2003年10月13日(月) イラク戦争に反対してクビになった日本人外交官がいるらしいが、マスコミは事の真偽を伝えようとしない。

◆記事1: <外務省大使>米国支持反対の公電理由に「事実上解雇」

 今年3月のイラク戦争開戦時に駐レバノン大使を務めていた天木直人氏(56)=8月29日付で退職=は30日、毎日新聞の取材に応じ、開戦直前に日本政府の米国支持方針に反対する公電を外務省に打電したことを理由に「事実上、解雇された」と述べた。外務省は「大使任期満了と省改革を理由にした勧奨退職」と説明しているが、天木氏は8日、今回の経緯などについて外国特派員協会(東京)で講演する予定。

 天木氏によると、開戦(3月20日)前の同14日、「戦争回避のため最後まで外交努力をすべきだ」との川口順子外相あての公電を打電、全在外公館にも電報を転送した。開戦後の同24日にも「敗れた外交を取り戻すのは、戦争を終らせる外交努力」と打電した。

 この直後、外務省の北島信一官房長から「外務省をやめるつもりか」「電報を転送するな」との電話があり、6月ごろ竹内行夫事務次官から「省改革のため勇退してほしい」との私信を受け取った。帰国命令を受け8月21日に帰国、同29日に退職し、再就職のあっせんを断ったという。

 天木氏は「外務省の外交に承服できなかった。戦争には大義がなく、フランスなどと外交努力を続けるべきだった」と述べ、「自分の年齢では2度、大使に任命されるのが慣例で、解雇としか思えない」と語った。(9月30日 毎日新聞)

◆記事2:機密費20億円上納は事実 戦争反対で「解雇」の大使

 米国主導のイラク戦争に反対する意見具申をしたことで、外務省を事実上、解雇されたとしている天木直人前駐レバノン大使(56)が、8日発売の著書「さらば外務省!」(講談社刊)で、外務省の機密費のうち20億円が毎年、内閣官房に上納されていたとされる疑惑は、「厳然たる事実」と指摘していることが分かった。
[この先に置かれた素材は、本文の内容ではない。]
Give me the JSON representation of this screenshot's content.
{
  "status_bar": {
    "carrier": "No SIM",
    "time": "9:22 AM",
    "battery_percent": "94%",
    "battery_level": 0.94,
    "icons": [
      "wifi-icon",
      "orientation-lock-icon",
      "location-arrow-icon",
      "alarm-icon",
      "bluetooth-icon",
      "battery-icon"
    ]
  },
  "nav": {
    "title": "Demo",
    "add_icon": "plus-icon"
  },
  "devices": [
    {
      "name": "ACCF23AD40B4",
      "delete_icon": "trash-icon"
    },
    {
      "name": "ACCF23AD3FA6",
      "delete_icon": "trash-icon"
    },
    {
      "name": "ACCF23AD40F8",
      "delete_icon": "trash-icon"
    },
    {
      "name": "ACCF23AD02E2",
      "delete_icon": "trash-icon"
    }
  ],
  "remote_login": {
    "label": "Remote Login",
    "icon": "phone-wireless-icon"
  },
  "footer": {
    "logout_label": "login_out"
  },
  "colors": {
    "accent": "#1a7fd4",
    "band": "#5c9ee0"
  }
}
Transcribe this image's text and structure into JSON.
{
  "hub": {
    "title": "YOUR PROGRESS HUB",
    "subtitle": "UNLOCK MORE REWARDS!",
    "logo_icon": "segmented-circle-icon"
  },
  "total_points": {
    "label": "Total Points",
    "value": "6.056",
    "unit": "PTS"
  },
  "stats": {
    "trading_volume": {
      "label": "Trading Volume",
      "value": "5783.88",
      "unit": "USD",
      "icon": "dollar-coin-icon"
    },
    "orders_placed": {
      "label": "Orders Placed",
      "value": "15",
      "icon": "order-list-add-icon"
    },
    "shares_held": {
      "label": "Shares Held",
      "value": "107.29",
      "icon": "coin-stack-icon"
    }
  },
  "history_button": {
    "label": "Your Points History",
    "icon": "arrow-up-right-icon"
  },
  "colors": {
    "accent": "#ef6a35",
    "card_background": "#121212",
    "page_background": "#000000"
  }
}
在カナダ大使館での約800万円の公金流用疑惑についても言及している。
 天木氏をめぐっては、民主党の菅直人代表らが、「大使の職務として当然の意見具申」なのに、それを理由に外務省が退職に追い込んだとして問題視しており、天木氏に接触、詳しい事情を聴いている。(10月7日 共同通信)

記事3:<外務省>元レバノン大使の著書に反論

 外務省の高島肇久報道官は8日の記者会見で、天木直人・元レバノン大使が同日出版した外務省批判の著書で、同省幹部による大使館職員の給与流用疑惑などの不祥事を列挙していることについて、指摘を受けた件を改めて調査する考えを示した。外交機密費が毎年、首相官邸に「上納」されていたとの記述には改めて否定した。(毎日新聞)
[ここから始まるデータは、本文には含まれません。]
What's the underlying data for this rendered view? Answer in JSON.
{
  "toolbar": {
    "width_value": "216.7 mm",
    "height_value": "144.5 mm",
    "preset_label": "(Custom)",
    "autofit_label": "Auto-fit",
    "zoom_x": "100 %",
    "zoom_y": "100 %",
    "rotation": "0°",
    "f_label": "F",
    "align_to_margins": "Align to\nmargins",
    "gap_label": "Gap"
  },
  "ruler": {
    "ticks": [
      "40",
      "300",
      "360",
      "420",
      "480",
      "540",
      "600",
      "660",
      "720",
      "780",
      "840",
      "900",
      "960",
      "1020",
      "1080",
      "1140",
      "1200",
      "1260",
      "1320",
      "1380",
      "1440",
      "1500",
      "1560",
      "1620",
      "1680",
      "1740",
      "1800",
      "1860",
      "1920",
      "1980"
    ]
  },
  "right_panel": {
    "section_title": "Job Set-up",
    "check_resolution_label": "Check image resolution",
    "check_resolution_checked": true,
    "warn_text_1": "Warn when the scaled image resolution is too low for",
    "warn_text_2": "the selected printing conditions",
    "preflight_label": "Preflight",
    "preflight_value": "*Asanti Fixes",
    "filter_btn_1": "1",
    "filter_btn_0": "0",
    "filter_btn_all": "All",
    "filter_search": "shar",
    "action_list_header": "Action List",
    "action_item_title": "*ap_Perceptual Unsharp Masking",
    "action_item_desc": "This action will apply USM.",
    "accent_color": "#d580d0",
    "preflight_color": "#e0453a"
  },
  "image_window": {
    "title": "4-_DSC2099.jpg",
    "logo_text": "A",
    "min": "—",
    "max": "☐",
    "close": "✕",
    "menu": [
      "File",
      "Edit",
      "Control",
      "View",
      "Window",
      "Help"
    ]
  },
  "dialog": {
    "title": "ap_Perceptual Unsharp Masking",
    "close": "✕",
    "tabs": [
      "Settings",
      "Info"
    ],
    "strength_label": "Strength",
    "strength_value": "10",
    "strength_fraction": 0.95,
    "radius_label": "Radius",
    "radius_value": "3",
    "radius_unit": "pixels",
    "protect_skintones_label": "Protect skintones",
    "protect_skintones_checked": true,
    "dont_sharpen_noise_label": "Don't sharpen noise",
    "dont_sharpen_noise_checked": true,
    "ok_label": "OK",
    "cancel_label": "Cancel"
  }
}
◆私の所感:杉原千畝氏の昔から、基本的な外務省の体質は変わっていないのだろう

 要するに、日本がイラク戦争支持を表明する事に強く反対していた外交官がいたわけです。彼は、それが証拠として残るために、あえて、公電、外務省の公式の文書という形の電報を使ったわけです。

 そのの公電は川口外相、小泉首相のみならず、世界中の日本大使に送られたわけです。その内容はきわめて論理的、道義的にまともな内容で、「日本は安易にアメリカ支持を表明すべきではない。唯一の被爆国として日本は最後まで平和を訴えるべきである」という趣旨のことが書かれています。

 しかし、外務省としては、首相や外務大臣が「アメリカ支持」といっているのに、その「部下」のひとりが世界中に、イラク戦争反対とわめいていたのでは、外務省が首相や内閣府などから睨まれて、まずい立場になるから、天木さんというその、戦争反対を表明した大使に「黙れ。さもないと、クビにするぞ」と圧力をかけたわけです。

 記事3によれば、外務省はそんなことはしていない。天木さんが勝手に外務省を辞めたいと言ったのだ、と主張しているわけですが、これは、こういうときにお役所というところが使う常套語句ですよね。「当局は、知りません」と。

 しかし、天木さんの所に「外務省を辞める気か?」と電話をかけてきた人物の名前なども具体的に挙がっているので、多分本当の話でしょう。

 日本国憲法が国民に保障する基本的人権の中に「思想・良心の自由」(日本国憲法第19条)というのがあって、どういうことを頭の中で考えてもそれ自体は自由だということが認められているわけです。さらに、21条では「表現の自由」が認められていて、自分の頭の中で考えた事を言語を媒介として外に表明する自由というのが認められているわけです。

 だから、外務省が天木さんに「黙れ」といった時点で、その命令が違憲なのですね。重大な人権侵害です。

 第2時大戦時に多くのユダヤ人を自分ひとりの判断でビザを発給して救って、それが、外務省の命令に反していたといって、帰国後、クビになった外交官、故・杉原千畝(すぎはらちうね)さんは、日本のシンドラーとも呼ばれていますが、シンドラーよりも、もっと立派です。シンドラーはユダヤ人を自分の工場で働かせたり、自分の仕事に使う目論見(もくろみ)があったのですが、杉原千畝さんはただ、良心に従って、ビザにサインしつづけたのですから。

 人として、どう考えても正しい事をしたのに、単なる外務省というお役所の中の規律を乱したというだけで、クビになった、という点では、今回の天木さんも50年以上前の杉原さんも同じですね。

 言い方を返れば、外務省がいつまでたっても、そういう役人根性から脱しきれない、ということです。恥ずかしい事です。

 そして、こういう、倫理的に大事な問題を大きく報道しない、大新聞やテレビ。時の権力ににらまれるのが怖いのでしょうね。こういうときこそ、インターネットが活躍するといいですね。

 とりあえず、天木さんが「さらば、外務省」という本を書いたので、私は読んでみようと考えています。